Stamping out sexism within a company is a responsibility that falls on every member of the workforce, not just the victim (although more often than not it is they who carry the burden). Instead, it is up to everyone, from the CEO down to the two-week intern, to recognize, confront, and eradicate sexism in the workplace.
Yet, identifying sexism is not always that easy, particularly for people of an older generation who may try to pass off certain comments or actions as a bit of “harmless fun.” Companies that foster a culture of toxic masculinity may also struggle to recognize gender-based discrimination.
Overt Sexism vs. Casual Sexism
Overt sexism—This includes sexual harassment, unwanted sexual advances, and bias based on gender (being overlooked for certain projects or promotions due to gender or receiving unequal pay for the same work). Overt sexism is unquestionably wrong and damaging, but because there is no ambiguity, it can theoretically be identified and dealt with more efficiently.
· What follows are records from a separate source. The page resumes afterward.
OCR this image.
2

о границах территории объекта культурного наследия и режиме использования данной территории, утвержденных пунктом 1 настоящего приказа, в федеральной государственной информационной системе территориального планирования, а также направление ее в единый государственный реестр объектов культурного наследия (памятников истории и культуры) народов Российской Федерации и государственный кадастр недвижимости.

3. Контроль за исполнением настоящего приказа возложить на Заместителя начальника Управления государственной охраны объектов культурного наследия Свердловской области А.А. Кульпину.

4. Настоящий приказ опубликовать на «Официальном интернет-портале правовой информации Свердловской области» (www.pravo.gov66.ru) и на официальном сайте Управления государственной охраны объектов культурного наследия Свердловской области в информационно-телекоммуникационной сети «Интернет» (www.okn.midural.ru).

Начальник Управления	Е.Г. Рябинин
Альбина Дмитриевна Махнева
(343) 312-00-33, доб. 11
Of course, that is often easier said than done, especially when the overt sexism is coming from a person or group of people in higher authority.
Casual sexism—This presents itself in much subtler forms and therefore often goes unnoticed, even many times by the victims themselves. However, actions and comments from colleagues or superiors that leave individuals feeling alienated based on their gender—be it a “harmless” sexist joke, mansplaining, or male-centric activities that exclude women, even unintentionally—can be just as damaging as overt sexism and are more difficult to recognize and confront.
In fact, a study by the University of Melbourne found that the more common forms of “casual,” less intimidating forms of workplace sexism “appeared as detrimental for women’s occupational well-being” as the less common, more intimidating incidents of overt harassment.
How to Deal with Workplace Sexism
While this primarily speaks to victims of workplace sexism, it is equally applicable to colleagues and senior management who have either ignored or are simply unaware that sexism exists within the company.
First and foremost, allow yourself to be offended. Being the target of sexist comments, no matter how “lighthearted,” should not be tolerated even if they have been in the past. Don’t let yourself be the latest person to suffer in silence. “Feeling angry, hurt, or frustrated is completely normal and your feelings don’t need to be ignored or suppressed,” writes Sian Beilock, president of Barnard College at Columbia University, in an article for Forbes. “Rather than trying to ignore my reaction to benevolent sexism, I try to keep in mind that people who should know better often don’t. And, then, I consider how I can help educate them.”
Don’t settle for double standards. If a boss or colleague speaks to male members of staff in a different tone than to the company’s females, then you are well within your rights to say something. Perhaps the person refers to the men by surname and engages in banter while the women are spoken to in pleasantries and a more formal manner. Speaking up and explaining that you notice the discrepancies often makes the culprit take notice of something they were previously unaware of. As Beilock said, it’s people who should know better but often don’t. If their reaction is unaccommodating and they take offense to your objection, then monitor any changes in dynamics; if it leads to further sexism and alienation, make a formal complaint if necessary.
Call out sexist comments, no matter how benign. The reason “casual” sexism is allowed to continue is that the perpetrators don’t often view it as harmful and the victims can be made to feel as though they are being petty in calling it out. However, that is how sexist cultures and gender-based discrimination flourish, even on a subconscious level. Speaking out and addressing it constructively by explaining how such comments are not appreciated and have a damaging effect on morale will make most people realize the error of their ways. It doesn’t even need to be brought up in the moment either. If you need some time to gather your thoughts to address the issue more constructively, do just that. When it comes time to express your concerns, try to do so with smaller groups, as this can allow your message to be received more effectively.
Find allies in the workplace. Chances are, if you are feeling the effects of sexism in the workplace, you are not alone. Speak to people you think may be feeling marginalized within the company and see if they share your concerns. Not only does having allies make victims of sexism feel like they are not alone, but it can also create a “power in numbers” situation.
HR does not have to be the final step. Many people view going to HR to make a formal complaint as a last resort—a step many people prefer to avoid. However, HR is there for the best interests and wellbeing of company employees, so speaking to a member of the department you trust for advice is never a bad idea. They will then be aware of the context if or when it comes time to make an official complaint.
In Instances of Overt Sexism
While the advice outlined above generally pertains to instances of “casual” sexism, many of the steps can be applied to overt sexism. If you or one of your colleagues is being subjected to sexual harassment or discrimination, go straight to HR or a trusted senior figure within the company and file an official report. This is not an easy process to instigate, and it falls on the victim to take action, but it is usually the only course of action to prevent such terrible behavior from continuing.